Nicholas P. Mitola Jr. of Spokane was sentenced Tuesday to 15 years in federal prison – probably some of it in protective custody – for selling a firearm to a federal witness who says the former New Jersey mobster is a “one-man crime wave.”
Mitola was previously convicted for a 1991 killing in Spokane over a “drug scam gone sour” and involvement in 2000 in the largest, most-sophisticated bookmaking operation ever busted in the city.
“I admit I’m not the cleanest person, but I’m not a violent gun guy,” the bearded 58-year-old Mitola, wearing sandals and a blue jail jumpsuit, told Senior U.S. District Court Judge Frem Nielsen at the sentencing.
Mitola, a former federally protected witness, said thank you after Nielsen ruled that Mitola “accepted responsibility” for his latest criminal conduct and, therefore, qualified for the lightest possible sentence of 180 months.
“You don’t have to thank me,” the judge responded.
After his arrest two years ago, Mitola immediately confessed to the FBI and offered to “help burn this town down” by providing the agency with information about gambling, drugs and other criminal activity.
But the FBI, who used Mitola to infiltrate the Lucchese organized crime family in New Jersey in the late 1980s, turned down his offer.
A three-part series on Mitola and Al “The Penguin” Anglisano, the former federally protected witness who turned him in to authorities, concluded Tuesday in The Spokesman-Review.
When he’s released from prison, Mitola will be on federal supervision another five years. He will be banned from any form of gambling. He will be given credit for the 17 months he’s been in custody since his arrest in September 2004, two months after he sold a handgun to Anglisano, who was working for the FBI.

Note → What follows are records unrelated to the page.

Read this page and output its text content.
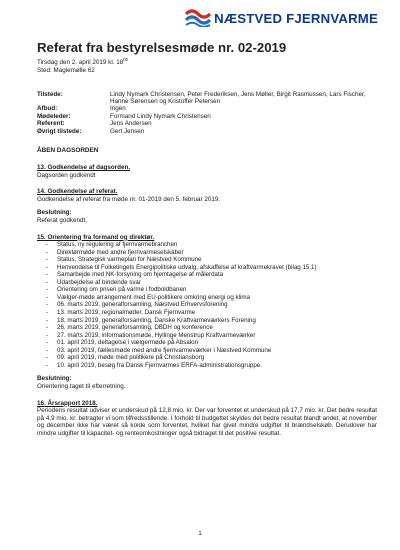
NÆSTVED FJERNVARME
Referat fra bestyrelsesmøde nr. 02-2019
Tirsdag den 2. april 2019 kl. $18^{00}$
Sted: Maglemølle 62
Tilstede:	Lindy Nymark Christensen, Peter Frederiksen, Jens Møller, Birgit Rasmussen, Lars Fischer, Hanne Sørensen og Kristoffer Petersen
Afbud:	Ingen
Mødeleder:	Formand Lindy Nymark Christensen
Referent:	Jens Andersen
Øvrigt tilstede:	Gert Jensen
ÅBEN DAGSORDEN
13. Godkendelse af dagsorden.
Dagsorden godkendt
14. Godkendelse af referat.
Godkendelse af referat fra møde nr. 01-2019 den 5. februar 2019.
Beslutning:
Referat godkendt.
15. Orientering fra formand og direktør.
- Status, ny regulering af fjernvarmebranchen
- Direktørmøde med andre fjernvarmeselskaber
- Status, Strategisk varmeplan for Næstved Kommune
- Henvendelse til Folketingets Energipolitiske udvalg, afskaffelse af kraftvarmekravet (bilag 15.1)
- Samarbejde med NK-forsyning om hjemtagelse af målerdata
- Udarbejdelse af bindende svar
- Orientering om prisen på varme i fodboldbanen
- Vælger-møde arrangement med EU-politikere omkring energi og klima
- 06. marts 2019, generalforsamling, Næstved Erhvervsforening
- 13. marts 2019, regionalmøder, Dansk Fjernvarme
- 18. marts 2019, generalforsamling, Danske Kraftvarmeværkers Forening
- 26. marts 2019, generalforsamling, DBDH og konference
- 27. marts 2019, informationsmøde, Hyllinge Menstrup Kraftvarmeværker
- 01. april 2019, deltagelse i vælgermøde på Absalon
- 03. april 2019, fællesmøde med andre fjernvarmeværker i Næstved Kommune
- 09. april 2019, møde med politikere på Christiansborg
- 10. april 2019, besøg fra Dansk Fjernvarmes ERFA-administrationsgruppe.
Beslutning:
Orientering taget til efterretning.
16. Årsrapport 2018.
Periodens resultat udviser et underskud på 12,8 mio. kr. Der var forventet et underskud på 17,7 mio. kr. Det bedre resultat på 4,9 mio. kr. betragter vi som tilfredsstillende. I forhold til budgettet skyldes det bedre resultat blandt andet, at november og december ikke har været så kolde som forventet, hvilket har givet mindre udgifter til brændselskøb. Derudover har mindre udgifter til kapacitet- og renteomkostninger også bidraget til det positive resultat.
1
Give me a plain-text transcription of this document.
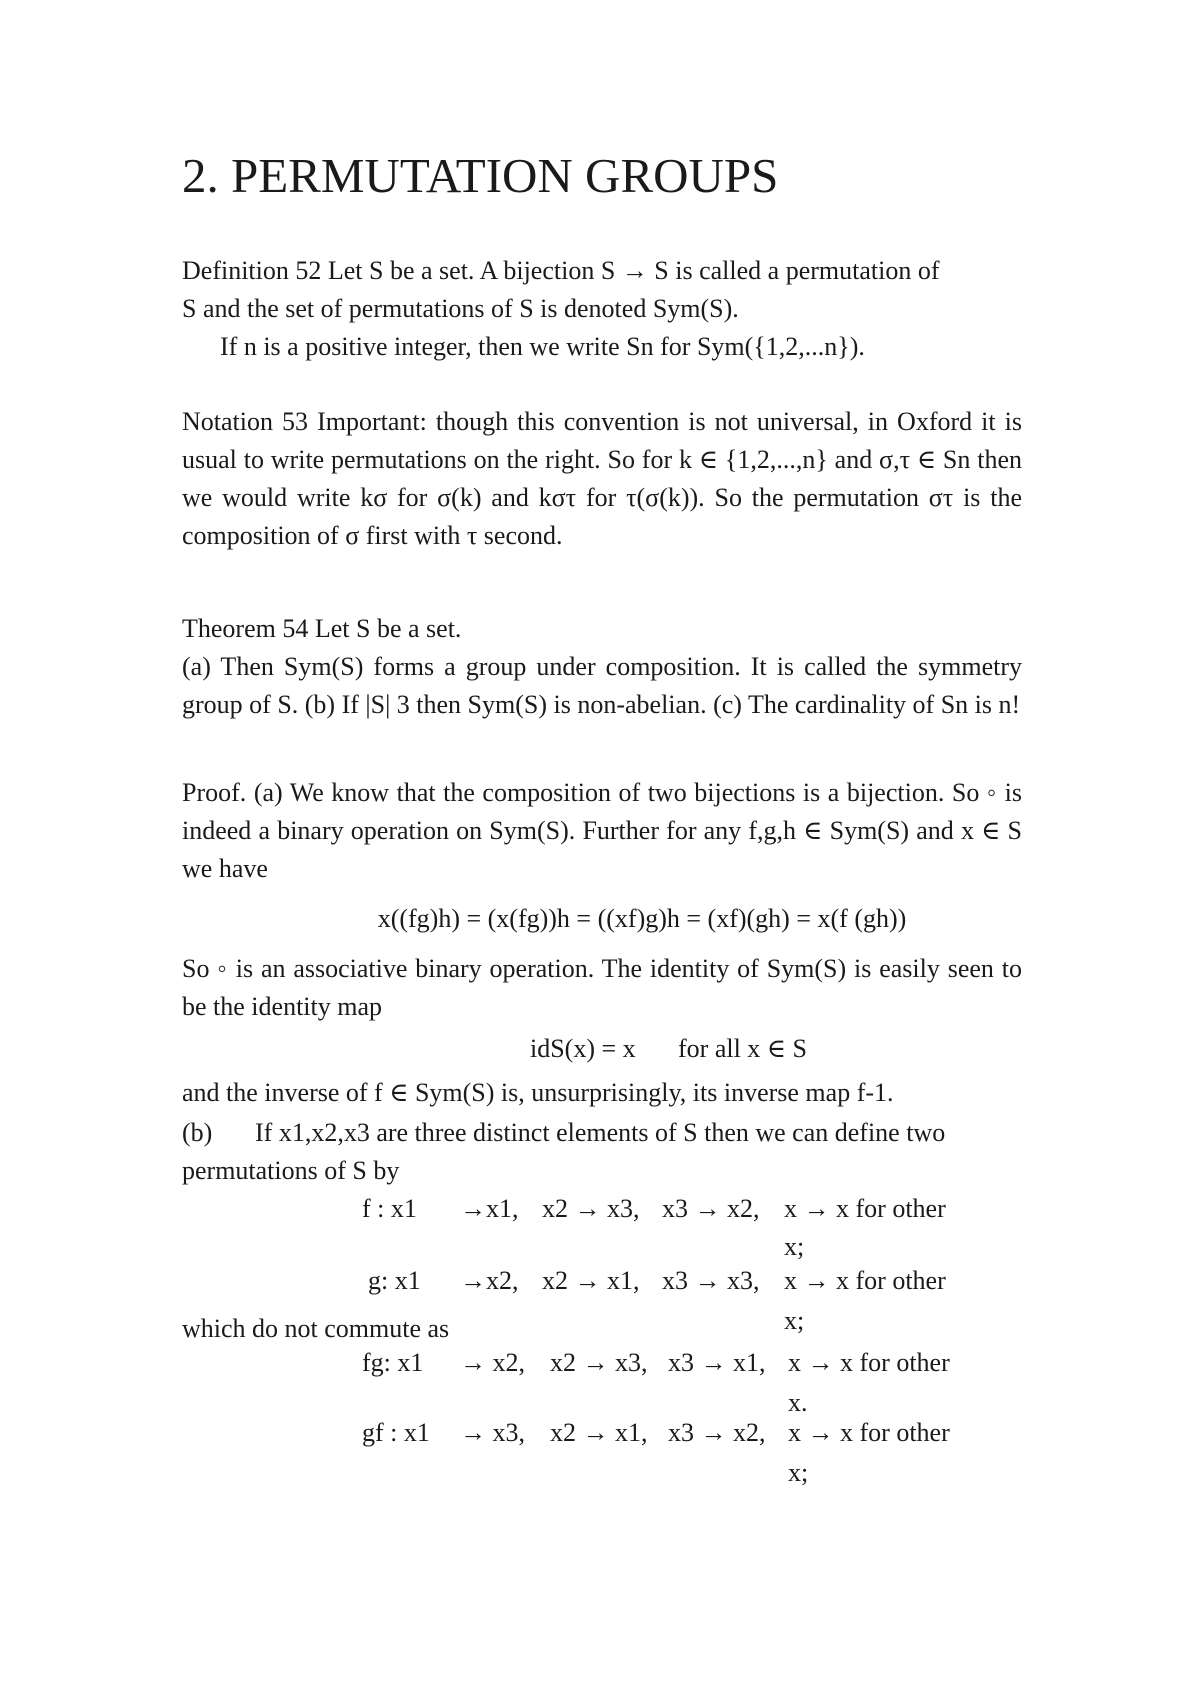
2. PERMUTATION GROUPS
Definition 52 Let S be a set. A bijection S → S is called a permutation of
S and the set of permutations of S is denoted Sym(S).
If n is a positive integer, then we write Sn for Sym({1,2,...n}).
Notation 53 Important: though this convention is not universal, in Oxford it is usual to write permutations on the right. So for k ∈ {1,2,...,n} and σ,τ ∈ Sn then we would write kσ for σ(k) and kστ for τ(σ(k)). So the permutation στ is the composition of σ first with τ second.
Theorem 54 Let S be a set.
(a) Then Sym(S) forms a group under composition. It is called the symmetry group of S. (b) If |S| 3 then Sym(S) is non-abelian. (c) The cardinality of Sn is n!
Proof. (a) We know that the composition of two bijections is a bijection. So ◦ is indeed a binary operation on Sym(S). Further for any f,g,h ∈ Sym(S) and x ∈ S we have
x((fg)h) = (x(fg))h = ((xf)g)h = (xf)(gh) = x(f (gh))
So ◦ is an associative binary operation. The identity of Sym(S) is easily seen to be the identity map
idS(x) = x for all x ∈ S
and the inverse of f ∈ Sym(S) is, unsurprisingly, its inverse map f-1.
(b) If x1,x2,x3 are three distinct elements of S then we can define two
permutations of S by
f : x1 →x1, x2 → x3, x3 → x2, x → x for other
x;
g: x1 →x2, x2 → x1, x3 → x3, x → x for other
x;
which do not commute as
fg: x1 → x2, x2 → x3, x3 → x1, x → x for other
x.
gf : x1 → x3, x2 → x1, x3 → x2, x → x for other
x;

Anglisano, now out of the witness program and living under the name Perry Adrienne, didn’t attend the sentencing.
Two of Mitola’s associates, Lazarus Pertginides, who was arrested on state gambling charges in December, and Frank Ward, were in the courtroom but didn’t address the court. They were called “loyal friends” by Mitola during his remarks to the court.
Outside the courtroom, Pertginides and Ward both said while Mitola’s actions brokering a gun deal may have been “stupid,” he still got a bum rap from the FBI.
“In my opinion, the idea for the crime originated with the FBI. Without their involvement this crime would never have happened,” Ward said.
During the trial, tape recordings of conversations between Mitola and Anglisano were played for the jury, and Anglisano testified as a key prosecution witness. Mitola was found guilty of being a felon in possession of a firearm and ammunition last November.
Because of his two previous felony drug convictions and the 1991 manslaughter conviction in Spokane County, Mitola met the legal definition of an “armed career criminal” and faced a minimum of 15 years in prison.
Assistant U.S. Attorney Joseph Harrington argued to the court that by taking the case to trial, Mitola shouldn’t be given credit for accepting responsibility – a significant point-calculation issue when federal judges examine sentencing ranges under advisory guidelines.
The federal prosecutor urged the court to sentence Mitola to the “high end” of a sentencing range of 210 to 262 months – almost 22 years in prison.
Mitola told the court he still believes he was entrapped by the FBI and Anglisano, who was getting paid for his undercover work. “He hounded me for the gun,” the defendant told the judge.
Mitola said he got the gun for Anglisano because “I didn’t know if he was going to kill me and turn me in for a bounty” to Lucchese family members Mitola testified against in the longest organized crime trial in U.S. history. The trial ended with acquittals.
Harrington reminded the court that a 12-member jury rejected the defense’s entrapment theory after hearing witnesses and listening to Mitola testify in his own defense.
“He’s trying to shift the responsibility for his conduct,” the prosecutor told the court.
Mitola, who got the handgun from Tony Moss, could have simply introduced Anglisano to Moss and not played the middleman in the gun sale, Harrington said. But the ex-mobster wanted to play a role in the deal because “he wanted to stay in control of the situation,” Harrington told the court.
The prosecutor then re-read a portion of a secretly recorded FBI transcript of Mitola talking to Anglisano, used during the trial.
“I’ve got to do something for you first, ‘cause then we’re … we’re married,” Mitola told Anglisano in explaining why he’d get him the handgun. “That’s how I operate. Whatever you want done here, we’ll … we’ll go take a walk in the park.”
During its investigation, the FBI learned about other criminal activity Mitola was involved in, including insurance fraud and food stamp fraud in the Spokane area.
Court-appointed federal defender Terry Ryan told the court Mitola “essentially has led a lifetime of crime. But this crime he’s before the court for took place over the course of one minute.”
The defense attorney said statistics show older criminals like Mitola are less likely to re-offend and argued for the minimum 15-year term.
Harrington reminded the judge he heard those similar arguments before sentencing Mitola to two years in prison in 2000 for operating an illegal bookmaking operation.
“Here we are again, six years later, with new charges and a new conviction,” the prosecutor said.